Investors interested in stocks from the Computer - Software sector have probably already heard of Oracle (ORCL - Free Report) and Pegasystems (PEGA - Free Report) . But which of these two stocks presents investors with the better value opportunity right now? Let's take a closer look.
Everyone has their own methods for finding great value opportunities, but our model includes pairing an impressive grade in the Value category of our Style Scores system with a strong Zacks Rank. The Zacks Rank is a proven strategy that targets companies with positive earnings estimate revision trends, while our Style Scores work to grade companies based on specific traits.

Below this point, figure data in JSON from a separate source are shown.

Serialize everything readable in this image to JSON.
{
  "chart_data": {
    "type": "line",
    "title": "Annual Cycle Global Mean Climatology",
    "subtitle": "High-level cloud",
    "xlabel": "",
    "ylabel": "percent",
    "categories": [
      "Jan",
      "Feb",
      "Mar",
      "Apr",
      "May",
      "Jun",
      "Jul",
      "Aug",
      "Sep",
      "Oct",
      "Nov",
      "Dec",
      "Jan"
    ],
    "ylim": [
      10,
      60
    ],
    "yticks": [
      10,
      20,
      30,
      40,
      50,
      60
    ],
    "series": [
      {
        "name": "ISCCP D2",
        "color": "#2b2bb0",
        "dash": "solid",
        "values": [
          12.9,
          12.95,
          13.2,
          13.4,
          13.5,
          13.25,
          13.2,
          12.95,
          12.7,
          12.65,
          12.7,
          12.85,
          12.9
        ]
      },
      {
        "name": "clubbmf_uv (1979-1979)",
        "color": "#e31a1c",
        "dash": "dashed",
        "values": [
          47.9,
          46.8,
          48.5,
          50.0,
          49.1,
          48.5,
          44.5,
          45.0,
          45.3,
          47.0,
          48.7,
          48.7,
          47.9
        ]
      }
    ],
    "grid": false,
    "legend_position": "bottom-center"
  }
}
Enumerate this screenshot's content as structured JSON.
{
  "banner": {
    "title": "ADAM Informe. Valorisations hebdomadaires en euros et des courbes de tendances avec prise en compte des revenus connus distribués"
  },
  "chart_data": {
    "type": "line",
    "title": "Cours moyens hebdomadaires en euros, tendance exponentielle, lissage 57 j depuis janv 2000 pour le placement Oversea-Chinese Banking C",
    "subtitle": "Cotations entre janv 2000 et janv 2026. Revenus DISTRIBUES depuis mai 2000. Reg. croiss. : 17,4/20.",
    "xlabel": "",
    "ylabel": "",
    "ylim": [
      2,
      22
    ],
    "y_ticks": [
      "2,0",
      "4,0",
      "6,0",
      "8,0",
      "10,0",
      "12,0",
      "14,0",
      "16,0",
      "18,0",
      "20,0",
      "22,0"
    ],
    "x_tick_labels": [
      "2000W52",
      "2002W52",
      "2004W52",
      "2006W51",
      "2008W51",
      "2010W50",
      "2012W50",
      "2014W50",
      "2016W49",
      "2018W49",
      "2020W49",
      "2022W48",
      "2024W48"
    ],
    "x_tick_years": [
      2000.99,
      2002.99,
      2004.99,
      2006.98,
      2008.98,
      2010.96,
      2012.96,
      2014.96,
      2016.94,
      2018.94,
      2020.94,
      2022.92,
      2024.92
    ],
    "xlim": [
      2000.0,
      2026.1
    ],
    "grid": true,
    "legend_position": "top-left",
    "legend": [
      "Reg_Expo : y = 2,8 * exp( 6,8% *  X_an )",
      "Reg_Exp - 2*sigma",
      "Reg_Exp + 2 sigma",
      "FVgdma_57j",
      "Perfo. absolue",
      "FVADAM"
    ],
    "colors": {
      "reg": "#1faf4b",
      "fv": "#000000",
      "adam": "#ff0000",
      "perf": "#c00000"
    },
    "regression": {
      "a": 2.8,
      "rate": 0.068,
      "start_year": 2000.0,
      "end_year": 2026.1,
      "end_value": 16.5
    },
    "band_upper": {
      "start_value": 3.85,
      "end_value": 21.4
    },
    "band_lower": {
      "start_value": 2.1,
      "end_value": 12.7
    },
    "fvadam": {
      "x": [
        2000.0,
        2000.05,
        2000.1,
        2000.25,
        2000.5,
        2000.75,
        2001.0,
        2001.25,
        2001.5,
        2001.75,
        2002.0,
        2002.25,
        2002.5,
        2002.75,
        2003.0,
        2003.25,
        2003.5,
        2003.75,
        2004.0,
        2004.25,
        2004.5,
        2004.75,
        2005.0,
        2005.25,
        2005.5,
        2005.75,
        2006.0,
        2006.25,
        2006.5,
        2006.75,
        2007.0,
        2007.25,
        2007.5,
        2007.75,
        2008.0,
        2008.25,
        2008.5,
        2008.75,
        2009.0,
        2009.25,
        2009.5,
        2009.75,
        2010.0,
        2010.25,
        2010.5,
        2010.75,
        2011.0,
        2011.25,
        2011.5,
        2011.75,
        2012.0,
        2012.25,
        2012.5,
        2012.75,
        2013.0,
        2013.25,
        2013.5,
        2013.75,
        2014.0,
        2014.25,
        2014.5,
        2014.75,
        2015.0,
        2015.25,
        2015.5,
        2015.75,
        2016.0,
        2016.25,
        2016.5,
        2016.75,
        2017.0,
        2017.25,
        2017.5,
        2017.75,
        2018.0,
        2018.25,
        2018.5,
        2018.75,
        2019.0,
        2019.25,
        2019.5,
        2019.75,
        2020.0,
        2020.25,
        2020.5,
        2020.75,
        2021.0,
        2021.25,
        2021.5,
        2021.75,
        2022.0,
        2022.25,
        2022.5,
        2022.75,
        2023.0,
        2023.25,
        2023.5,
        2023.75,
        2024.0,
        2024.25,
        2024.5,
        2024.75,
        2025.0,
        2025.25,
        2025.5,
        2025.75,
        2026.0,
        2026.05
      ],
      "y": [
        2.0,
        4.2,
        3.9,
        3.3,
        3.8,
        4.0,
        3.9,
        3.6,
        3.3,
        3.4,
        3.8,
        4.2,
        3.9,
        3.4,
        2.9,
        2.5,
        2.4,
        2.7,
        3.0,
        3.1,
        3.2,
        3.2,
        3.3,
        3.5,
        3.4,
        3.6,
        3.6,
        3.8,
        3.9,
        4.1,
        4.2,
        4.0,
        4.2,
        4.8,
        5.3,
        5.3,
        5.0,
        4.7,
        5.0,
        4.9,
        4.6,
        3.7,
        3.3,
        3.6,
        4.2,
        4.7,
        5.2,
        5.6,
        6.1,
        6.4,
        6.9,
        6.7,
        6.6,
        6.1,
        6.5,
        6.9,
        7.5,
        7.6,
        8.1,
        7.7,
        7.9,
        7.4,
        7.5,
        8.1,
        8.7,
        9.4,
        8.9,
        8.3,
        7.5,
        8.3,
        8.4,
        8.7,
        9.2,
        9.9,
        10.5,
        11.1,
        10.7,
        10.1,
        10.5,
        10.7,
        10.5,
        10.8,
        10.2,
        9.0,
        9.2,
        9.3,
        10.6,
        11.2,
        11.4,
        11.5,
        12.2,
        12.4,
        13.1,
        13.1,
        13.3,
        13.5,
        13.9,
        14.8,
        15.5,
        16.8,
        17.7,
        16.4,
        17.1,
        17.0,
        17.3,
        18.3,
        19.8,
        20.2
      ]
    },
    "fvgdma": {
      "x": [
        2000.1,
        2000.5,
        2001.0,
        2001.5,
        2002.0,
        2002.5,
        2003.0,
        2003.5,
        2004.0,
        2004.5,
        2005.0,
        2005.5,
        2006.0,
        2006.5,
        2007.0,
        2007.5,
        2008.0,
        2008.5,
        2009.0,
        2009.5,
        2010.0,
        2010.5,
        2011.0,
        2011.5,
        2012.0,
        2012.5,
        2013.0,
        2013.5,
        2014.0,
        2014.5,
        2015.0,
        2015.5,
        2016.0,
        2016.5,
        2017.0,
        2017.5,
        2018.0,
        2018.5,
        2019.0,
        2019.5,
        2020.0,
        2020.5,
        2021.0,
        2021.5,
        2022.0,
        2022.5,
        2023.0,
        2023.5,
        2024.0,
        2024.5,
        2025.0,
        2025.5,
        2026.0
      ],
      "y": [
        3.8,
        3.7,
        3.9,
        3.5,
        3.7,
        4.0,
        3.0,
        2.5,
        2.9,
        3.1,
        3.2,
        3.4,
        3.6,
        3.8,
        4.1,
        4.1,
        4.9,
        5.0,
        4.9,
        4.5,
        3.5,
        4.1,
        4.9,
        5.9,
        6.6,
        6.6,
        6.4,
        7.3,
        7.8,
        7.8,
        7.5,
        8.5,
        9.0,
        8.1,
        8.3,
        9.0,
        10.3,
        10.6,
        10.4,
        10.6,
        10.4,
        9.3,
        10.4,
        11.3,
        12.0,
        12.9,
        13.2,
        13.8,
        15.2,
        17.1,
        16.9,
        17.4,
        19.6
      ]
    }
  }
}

Right now, Oracle is sporting a Zacks Rank of #2 (Buy), while Pegasystems has a Zacks Rank of #3 (Hold). This system places an emphasis on companies that have seen positive earnings estimate revisions, so investors should feel comfortable knowing that ORCL is likely seeing its earnings outlook improve to a greater extent. But this is just one piece of the puzzle for value investors.
Value investors also try to analyze a wide range of traditional figures and metrics to help determine whether a company is undervalued at its current share price levels.
The Style Score Value grade factors in a variety of key fundamental metrics, including the popular P/E ratio, P/S ratio, earnings yield, cash flow per share, and a number of other key stats that are commonly used by value investors.
ORCL currently has a forward P/E ratio of 13.67, while PEGA has a forward P/E of 691. We also note that ORCL has a PEG ratio of 1.39. This popular figure is similar to the widely-used P/E ratio, but the PEG ratio also considers a company's expected EPS growth rate. PEGA currently has a PEG ratio of 86.38.
Another notable valuation metric for ORCL is its P/B ratio of 7.96. The P/B ratio is used to compare a stock's market value with its book value, which is defined as total assets minus total liabilities. For comparison, PEGA has a P/B of 9.27.
Based on these metrics and many more, ORCL holds a Value grade of B, while PEGA has a Value grade of F.
ORCL is currently sporting an improving earnings outlook, which makes it stick out in our Zacks Rank model. And, based on the above valuation metrics, we feel that ORCL is likely the superior value option right now.